The Chief of the Los Angeles Police Department and the executive director
of the Fraternal Order of Police join Bedford with concerns over Waze's
impact on police safety. New York senator Charles Schumer, D-N.Y., expressed
concern with Waze and other mobile apps that identify police location
and specifically drunk driving checkpoints,
Waze, is an IOS and android app that combines GPS functions with social
networking. The result is that users get real time traffic updates and
warnings about road hazards. Users report what they see - including police.
Those following a map can see accidents, traffic, construction and parked
police cars. The app does not distinguish whether the police cars are
stopped for any specific purpose. (e.g. sobriety checkpoints or speed
traps). Waze estimates that it has 50 million users in 200 countries.
In 2013 Google purchased Waze for $966 million. The app now utilizes several
key components of Googles ubiquitous map app.
Despite police concerns there are no known or reported connections between
any attack on police and the Waze app.
In light of the fact that there is no proven connection between Waze and
officer safety it appears that police departments are more concerned with
lost ticket revenue than safety. Nationally, speeding tickets generate
$6.3 billion in revenue each year. Police and local governments rely on
that money. Waze clearly warns users of speed traps. Drivers slow down
and drive safer in areas where they have been alerted to police.
Waze responds by saying that the company: (1) works with police departments
and (2) thinks "deeply about safety and security." A Waze spokesman
noted that, "Most users tend to drive more carefully when they believe
law enforcement is nearby," If the primary police concern is highway
safety, they should prefer that drivers slow down and not speed rather
than speed and get caught. In fact NBC, Miami reports that local police
have begun reporting fake police sightings and speed traps to undermine the app.
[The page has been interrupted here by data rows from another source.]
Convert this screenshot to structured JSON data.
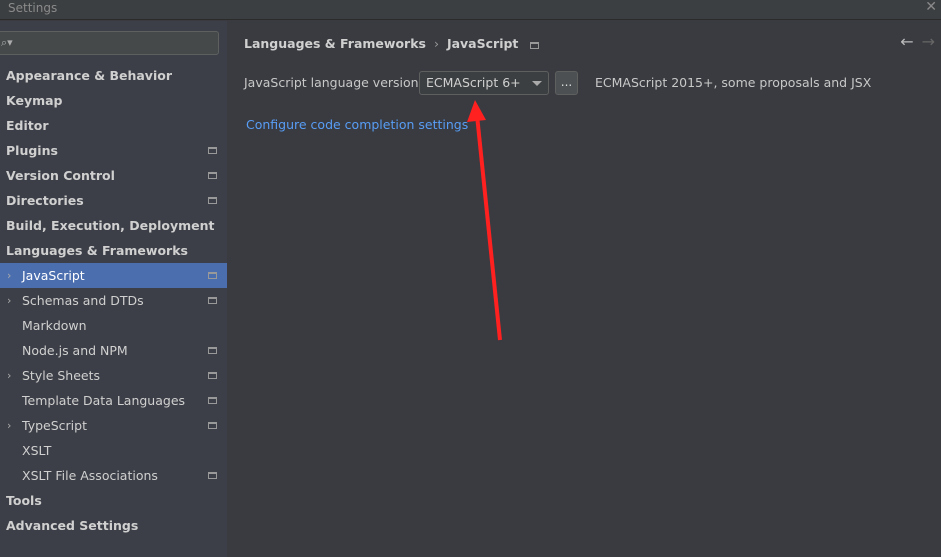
{
  "window": {
    "title": "Settings"
  },
  "search": {
    "placeholder": ""
  },
  "sidebar": {
    "items": [
      {
        "label": "Appearance & Behavior",
        "level": "top"
      },
      {
        "label": "Keymap",
        "level": "top"
      },
      {
        "label": "Editor",
        "level": "top"
      },
      {
        "label": "Plugins",
        "level": "top",
        "badge": true
      },
      {
        "label": "Version Control",
        "level": "top",
        "badge": true
      },
      {
        "label": "Directories",
        "level": "top",
        "badge": true
      },
      {
        "label": "Build, Execution, Deployment",
        "level": "top"
      },
      {
        "label": "Languages & Frameworks",
        "level": "top"
      },
      {
        "label": "JavaScript",
        "level": "sub",
        "expandable": true,
        "badge": true,
        "selected": true
      },
      {
        "label": "Schemas and DTDs",
        "level": "sub",
        "expandable": true,
        "badge": true
      },
      {
        "label": "Markdown",
        "level": "sub"
      },
      {
        "label": "Node.js and NPM",
        "level": "sub",
        "badge": true
      },
      {
        "label": "Style Sheets",
        "level": "sub",
        "expandable": true,
        "badge": true
      },
      {
        "label": "Template Data Languages",
        "level": "sub",
        "badge": true
      },
      {
        "label": "TypeScript",
        "level": "sub",
        "expandable": true,
        "badge": true
      },
      {
        "label": "XSLT",
        "level": "sub"
      },
      {
        "label": "XSLT File Associations",
        "level": "sub",
        "badge": true
      },
      {
        "label": "Tools",
        "level": "top"
      },
      {
        "label": "Advanced Settings",
        "level": "top"
      }
    ]
  },
  "breadcrumb": {
    "parent": "Languages & Frameworks",
    "current": "JavaScript",
    "separator": "›"
  },
  "nav": {
    "back": "←",
    "forward": "→"
  },
  "main": {
    "version_label": "JavaScript language version",
    "version_value": "ECMAScript 6+",
    "more_button": "...",
    "version_description": "ECMAScript 2015+, some proposals and JSX",
    "link": "Configure code completion settings"
  },
  "colors": {
    "selection": "#4b6eaf",
    "link": "#589df6",
    "annotation_arrow": "#ff2020"
  }
}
Waze users have a clear First Amendment right to describe their observations
(including police location). Police opposition to Waze is hypocritical
but expected. In 2012 a Missouri police officer wrote a motorist a ticket
for flashing his headlights to warn other drivers of police presence.
A federal judge predictably ruled that this was a violation of that drivers
right to free speech. Police departments use software similar to Waze
to collect license plate information. Police have also used social media
for amber alerts and manhunts. Although police are comfortable tracking
citizens using 21st century technology they are strangely uncomfortable
when citizens use the same tools to recognize where police locations.
Any legislative attempt to block social networking about police location
would be contrary to the U.S. constitution. Courts could only uphold an
anti-free speech law by narrowly squeezing it into a judicially recognized
exception. For the foreseeable future Waze's users can safely use
the app to make safe driving decisions.